A ameaça do presidente dos Estados Unidos, Donald Trump, de impor uma tarifa adicional de 10% a países que se alinharem às políticas consideradas “antiamericanas” do Brics gerou reação dos principais integrantes do bloco. Em diferentes tons, Rússia, China, África do Sul e Brasil rechaçaram a retórica do republicano e defenderam o caráter cooperativo — e não confrontativo — do grupo, que conta com 11 países-membros e está reunido no Rio até esta segunda-feira (7). As informações são da Reuters.
A Rússia foi direta ao afirmar que a cooperação entre os membros do Brics “nunca foi e nunca será direcionada contra terceiros países”. O porta-voz do Kremlin, Dmitry Peskov, disse que os países do bloco compartilham uma “visão de mundo comum” e baseiam suas relações em interesses próprios.
A China também criticou a ameaça tarifária. A porta-voz do Ministério das Relações Exteriores, Mao Ning, declarou que “guerras comerciais não têm vencedores” e que “o protecionismo não leva a lugar nenhum”. Para ela, o Brics é uma plataforma de cooperação entre mercados emergentes, sem alvo específico.
A África do Sul adotou um tom diplomático, mas reafirmou não ser “antiamericana”. “Nossas conversas [com os EUA] permanecem construtivas e frutíferas”, disse o porta-voz do Ministério do Comércio, Kaamil Alli. Segundo ele, o país ainda aguarda uma comunicação formal sobre as tarifas, mas mantém o diálogo com Washington para fechar um possível acordo.

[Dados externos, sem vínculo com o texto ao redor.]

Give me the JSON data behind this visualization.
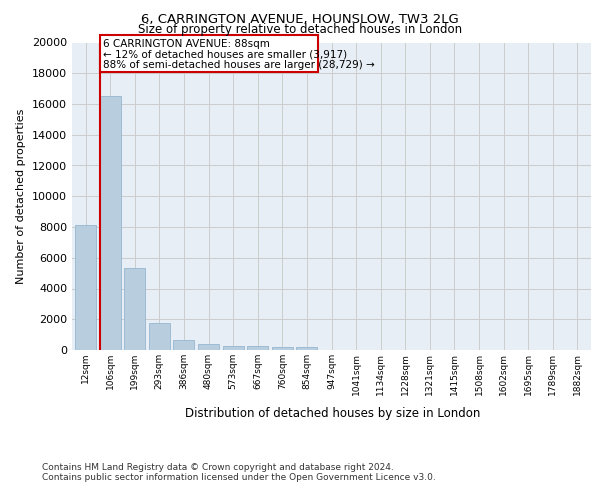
{
  "title1": "6, CARRINGTON AVENUE, HOUNSLOW, TW3 2LG",
  "title2": "Size of property relative to detached houses in London",
  "xlabel": "Distribution of detached houses by size in London",
  "ylabel": "Number of detached properties",
  "categories": [
    "12sqm",
    "106sqm",
    "199sqm",
    "293sqm",
    "386sqm",
    "480sqm",
    "573sqm",
    "667sqm",
    "760sqm",
    "854sqm",
    "947sqm",
    "1041sqm",
    "1134sqm",
    "1228sqm",
    "1321sqm",
    "1415sqm",
    "1508sqm",
    "1602sqm",
    "1695sqm",
    "1789sqm",
    "1882sqm"
  ],
  "values": [
    8100,
    16500,
    5350,
    1750,
    650,
    380,
    290,
    230,
    200,
    200,
    0,
    0,
    0,
    0,
    0,
    0,
    0,
    0,
    0,
    0,
    0
  ],
  "bar_color": "#b8cedf",
  "bar_edge_color": "#8ab0cc",
  "annotation_box_color": "#cc0000",
  "annotation_line1": "6 CARRINGTON AVENUE: 88sqm",
  "annotation_line2": "← 12% of detached houses are smaller (3,917)",
  "annotation_line3": "88% of semi-detached houses are larger (28,729) →",
  "vline_color": "#cc0000",
  "ylim": [
    0,
    20000
  ],
  "yticks": [
    0,
    2000,
    4000,
    6000,
    8000,
    10000,
    12000,
    14000,
    16000,
    18000,
    20000
  ],
  "grid_color": "#cccccc",
  "bg_color": "#e8eef5",
  "footer1": "Contains HM Land Registry data © Crown copyright and database right 2024.",
  "footer2": "Contains public sector information licensed under the Open Government Licence v3.0."
}
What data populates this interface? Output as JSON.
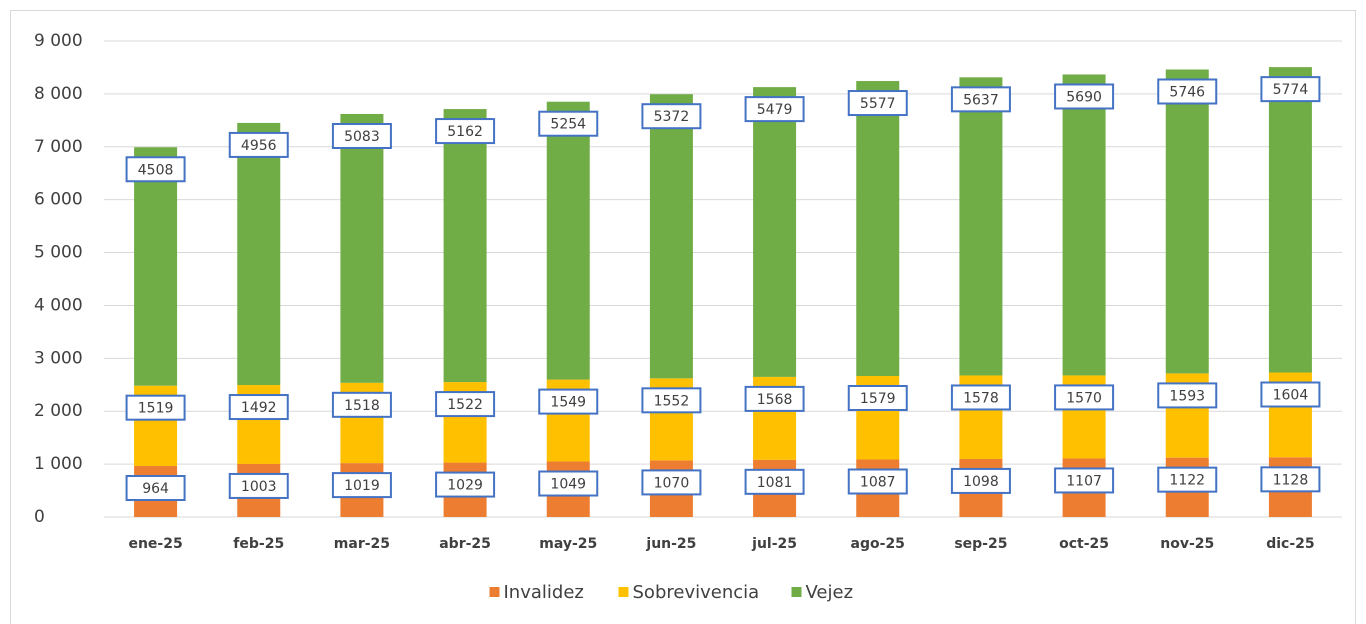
{
  "chart_data": {
    "type": "stacked_bar",
    "categories": [
      "ene-25",
      "feb-25",
      "mar-25",
      "abr-25",
      "may-25",
      "jun-25",
      "jul-25",
      "ago-25",
      "sep-25",
      "oct-25",
      "nov-25",
      "dic-25"
    ],
    "series": [
      {
        "name": "Invalidez",
        "color": "#ed7d31",
        "values": [
          964,
          1003,
          1019,
          1029,
          1049,
          1070,
          1081,
          1087,
          1098,
          1107,
          1122,
          1128
        ]
      },
      {
        "name": "Sobrevivencia",
        "color": "#ffc000",
        "values": [
          1519,
          1492,
          1518,
          1522,
          1549,
          1552,
          1568,
          1579,
          1578,
          1570,
          1593,
          1604
        ]
      },
      {
        "name": "Vejez",
        "color": "#70ad47",
        "values": [
          4508,
          4956,
          5083,
          5162,
          5254,
          5372,
          5479,
          5577,
          5637,
          5690,
          5746,
          5774
        ]
      }
    ],
    "ylim": [
      0,
      9000
    ],
    "yticks": [
      0,
      {
        "value": 1000,
        "label": "1 000"
      },
      {
        "value": 2000,
        "label": "2 000"
      },
      {
        "value": 3000,
        "label": "3 000"
      },
      {
        "value": 4000,
        "label": "4 000"
      },
      {
        "value": 5000,
        "label": "5 000"
      },
      {
        "value": 6000,
        "label": "6 000"
      },
      {
        "value": 7000,
        "label": "7 000"
      },
      {
        "value": 8000,
        "label": "8 000"
      },
      {
        "value": 9000,
        "label": "9 000"
      }
    ],
    "grid": true,
    "legend": "bottom"
  }
}
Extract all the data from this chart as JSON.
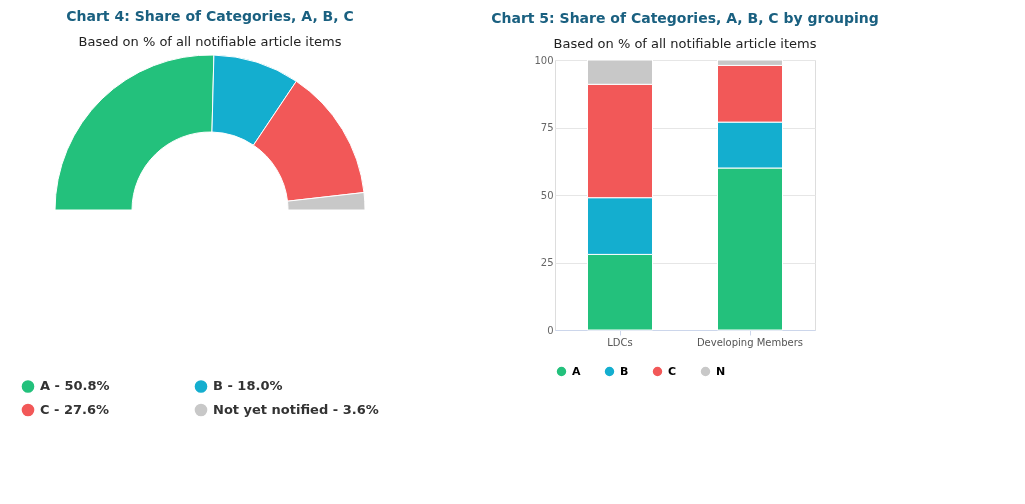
{
  "chart_data": [
    {
      "type": "donut",
      "title": "Chart 4: Share of Categories, A, B, C",
      "subtitle": "Based on % of all notifiable article items",
      "categories": [
        "A - 50.8%",
        "B - 18.0%",
        "C - 27.6%",
        "Not yet notified - 3.6%"
      ],
      "values": [
        50.8,
        18.0,
        27.6,
        3.6
      ],
      "colors": [
        "#23c17c",
        "#14aecf",
        "#f25858",
        "#c8c8c8"
      ],
      "legend": "bottom"
    },
    {
      "type": "bar",
      "stacked": true,
      "title": "Chart 5: Share of Categories, A, B, C by grouping",
      "subtitle": "Based on % of all notifiable article items",
      "categories": [
        "LDCs",
        "Developing Members"
      ],
      "series": [
        {
          "name": "A",
          "color": "#23c17c",
          "values": [
            28,
            60
          ]
        },
        {
          "name": "B",
          "color": "#14aecf",
          "values": [
            21,
            17
          ]
        },
        {
          "name": "C",
          "color": "#f25858",
          "values": [
            42,
            21
          ]
        },
        {
          "name": "N",
          "color": "#c8c8c8",
          "values": [
            9,
            2
          ]
        }
      ],
      "ylim": [
        0,
        100
      ],
      "yticks": [
        0,
        25,
        50,
        75,
        100
      ],
      "grid": "y",
      "legend": "bottom"
    }
  ]
}
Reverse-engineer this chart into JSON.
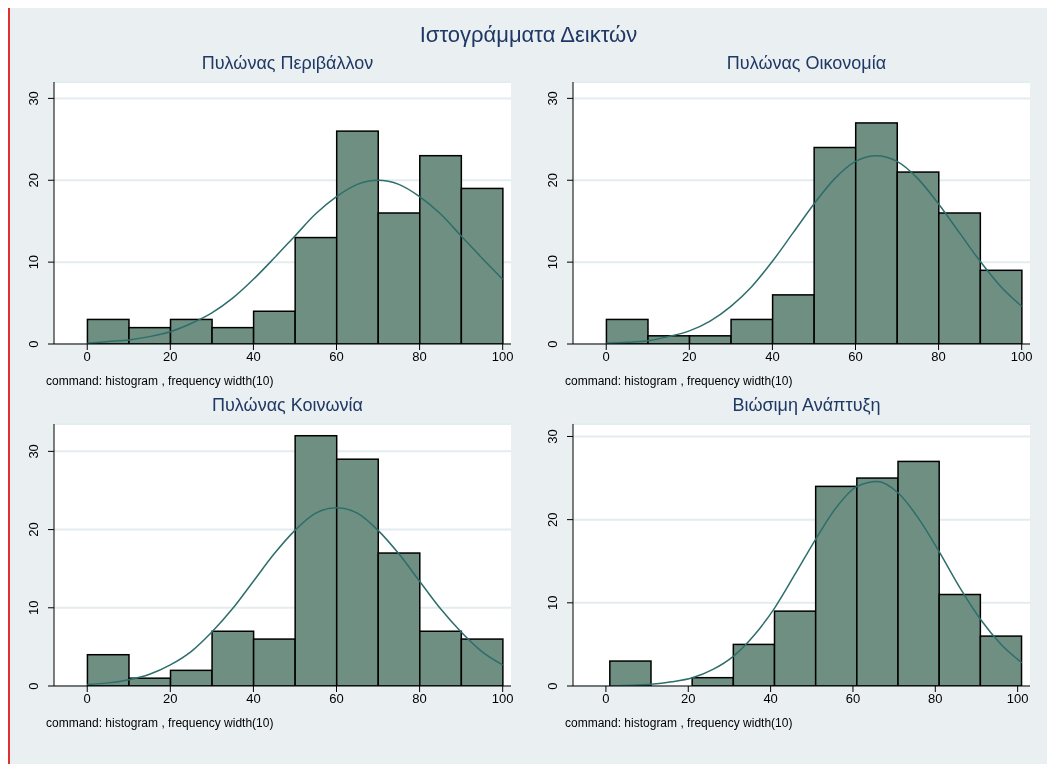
{
  "chart_data": [
    {
      "type": "other",
      "title": "Ιστογράμματα Δεικτών"
    },
    {
      "type": "histogram",
      "title": "Πυλώνας Περιβάλλον",
      "annotations": [
        "command: histogram , frequency width(10)"
      ],
      "xlim": [
        -8,
        102
      ],
      "xticks": [
        0,
        20,
        40,
        60,
        80,
        100
      ],
      "ylim": [
        0,
        32
      ],
      "yticks": [
        0,
        10,
        20,
        30
      ],
      "grid": "y",
      "series": [
        {
          "type": "histogram",
          "color": "#6e8f82",
          "bins": [
            0,
            10,
            20,
            30,
            40,
            50,
            60,
            70,
            80,
            90,
            100
          ],
          "values": [
            3,
            2,
            3,
            2,
            4,
            13,
            26,
            16,
            23,
            19
          ]
        },
        {
          "type": "line",
          "color": "#2e6e6a",
          "x": [
            0,
            5,
            10,
            15,
            20,
            25,
            30,
            35,
            40,
            45,
            50,
            55,
            60,
            65,
            70,
            75,
            80,
            85,
            90,
            95,
            100
          ],
          "values": [
            0.1,
            0.3,
            0.5,
            0.9,
            1.5,
            2.5,
            3.8,
            5.6,
            7.9,
            10.5,
            13.2,
            15.9,
            18,
            19.5,
            20,
            19.5,
            18,
            15.9,
            13.2,
            10.5,
            7.9
          ]
        }
      ]
    },
    {
      "type": "histogram",
      "title": "Πυλώνας Οικονομία",
      "annotations": [
        "command: histogram , frequency width(10)"
      ],
      "xlim": [
        -8,
        102
      ],
      "xticks": [
        0,
        20,
        40,
        60,
        80,
        100
      ],
      "ylim": [
        0,
        32
      ],
      "yticks": [
        0,
        10,
        20,
        30
      ],
      "grid": "y",
      "series": [
        {
          "type": "histogram",
          "color": "#6e8f82",
          "bins": [
            0,
            10,
            20,
            30,
            40,
            50,
            60,
            70,
            80,
            90,
            100
          ],
          "values": [
            3,
            1,
            1,
            3,
            6,
            24,
            27,
            21,
            16,
            9
          ]
        },
        {
          "type": "line",
          "color": "#2e6e6a",
          "x": [
            0,
            5,
            10,
            15,
            20,
            25,
            30,
            35,
            40,
            45,
            50,
            55,
            60,
            65,
            70,
            75,
            80,
            85,
            90,
            95,
            100
          ],
          "values": [
            0.1,
            0.2,
            0.4,
            0.9,
            1.6,
            2.8,
            4.6,
            7,
            10.1,
            13.6,
            17.1,
            20.2,
            22.3,
            23,
            22.3,
            20.2,
            17.1,
            13.6,
            10.1,
            7,
            4.6
          ]
        }
      ]
    },
    {
      "type": "histogram",
      "title": "Πυλώνας Κοινωνία",
      "annotations": [
        "command: histogram , frequency width(10)"
      ],
      "xlim": [
        -8,
        102
      ],
      "xticks": [
        0,
        20,
        40,
        60,
        80,
        100
      ],
      "ylim": [
        0,
        33.5
      ],
      "yticks": [
        0,
        10,
        20,
        30
      ],
      "grid": "y",
      "series": [
        {
          "type": "histogram",
          "color": "#6e8f82",
          "bins": [
            0,
            10,
            20,
            30,
            40,
            50,
            60,
            70,
            80,
            90,
            100
          ],
          "values": [
            4,
            1,
            2,
            7,
            6,
            32,
            29,
            17,
            7,
            6
          ]
        },
        {
          "type": "line",
          "color": "#2e6e6a",
          "x": [
            0,
            5,
            10,
            15,
            20,
            25,
            30,
            35,
            40,
            45,
            50,
            55,
            60,
            65,
            70,
            75,
            80,
            85,
            90,
            95,
            100
          ],
          "values": [
            0.2,
            0.4,
            0.8,
            1.5,
            2.7,
            4.4,
            6.9,
            9.9,
            13.4,
            16.9,
            19.9,
            22.1,
            22.8,
            22.1,
            19.9,
            16.9,
            13.4,
            9.9,
            6.9,
            4.4,
            2.7
          ]
        }
      ]
    },
    {
      "type": "histogram",
      "title": "Βιώσιμη Ανάπτυξη",
      "annotations": [
        "command: histogram , frequency width(10)"
      ],
      "xlim": [
        -8,
        103
      ],
      "xticks": [
        0,
        20,
        40,
        60,
        80,
        100
      ],
      "ylim": [
        0,
        31.5
      ],
      "yticks": [
        0,
        10,
        20,
        30
      ],
      "grid": "y",
      "series": [
        {
          "type": "histogram",
          "color": "#6e8f82",
          "bins": [
            1,
            11,
            21,
            31,
            41,
            51,
            61,
            71,
            81,
            91,
            101
          ],
          "values": [
            3,
            0,
            1,
            5,
            9,
            24,
            25,
            27,
            11,
            6
          ]
        },
        {
          "type": "line",
          "color": "#2e6e6a",
          "x": [
            1,
            6,
            11,
            16,
            21,
            26,
            31,
            36,
            41,
            46,
            51,
            56,
            61,
            66,
            71,
            76,
            81,
            86,
            91,
            96,
            101
          ],
          "values": [
            0,
            0.1,
            0.2,
            0.5,
            1,
            2,
            3.6,
            6.1,
            9.4,
            13.5,
            17.7,
            21.5,
            24,
            24.6,
            23.2,
            20.1,
            16.1,
            11.8,
            8,
            5,
            2.8
          ]
        }
      ]
    }
  ]
}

Além das reações públicas, a Declaração do Rio de Janeiro, divulgada ontem (6) pela cúpula do Brics — disponível no site do Ministério das Relações Exteriores —, condena o aumento indiscriminado de tarifas e critica medidas consideradas coercitivas unilaterais contrárias ao direito internacional. O documento também denuncia o uso de pautas ambientais como justificativa para barreiras comerciais — uma indireta à União Europeia e, em menor grau, aos Estados Unidos.
Embora não tenha sido citado diretamente, o governo estadunidense foi o principal alvo das críticas. A nova ameaça de Trump foi publicada no mesmo dia da declaração conjunta, em sua plataforma Truth Social: “Qualquer país que se alinhe com as políticas antiamericanas do Brics será cobrado com uma tarifa adicional de 10%. Não haverá exceções a esta política”.
A medida deve entrar em vigor no primeiro dia de agosto. Apenas o Reino Unido e o Vietnã, até o momento, fecharam acordos para escapar da tarifa extra. China, Índia, África do Sul e os novos membros do Brics (como Egito, Etiópia, Emirados Árabes e Indonésia) estão entre os países notificados.
A escalada tarifária já havia sido antecipada por Trump no início do ano, quando prometeu sobretaxar o bloco caso este não estivesse alinhado aos interesses dos EUA. Na ocasião, o republicano ironizou os esforços do grupo para ampliar o uso de moedas locais no comércio internacional: “Não há chance de que o Brics substitua o dólar americano no comércio internacional ou em qualquer outro lugar. E qualquer país que tente deve dizer ‘olá às tarifas e adeus à América”.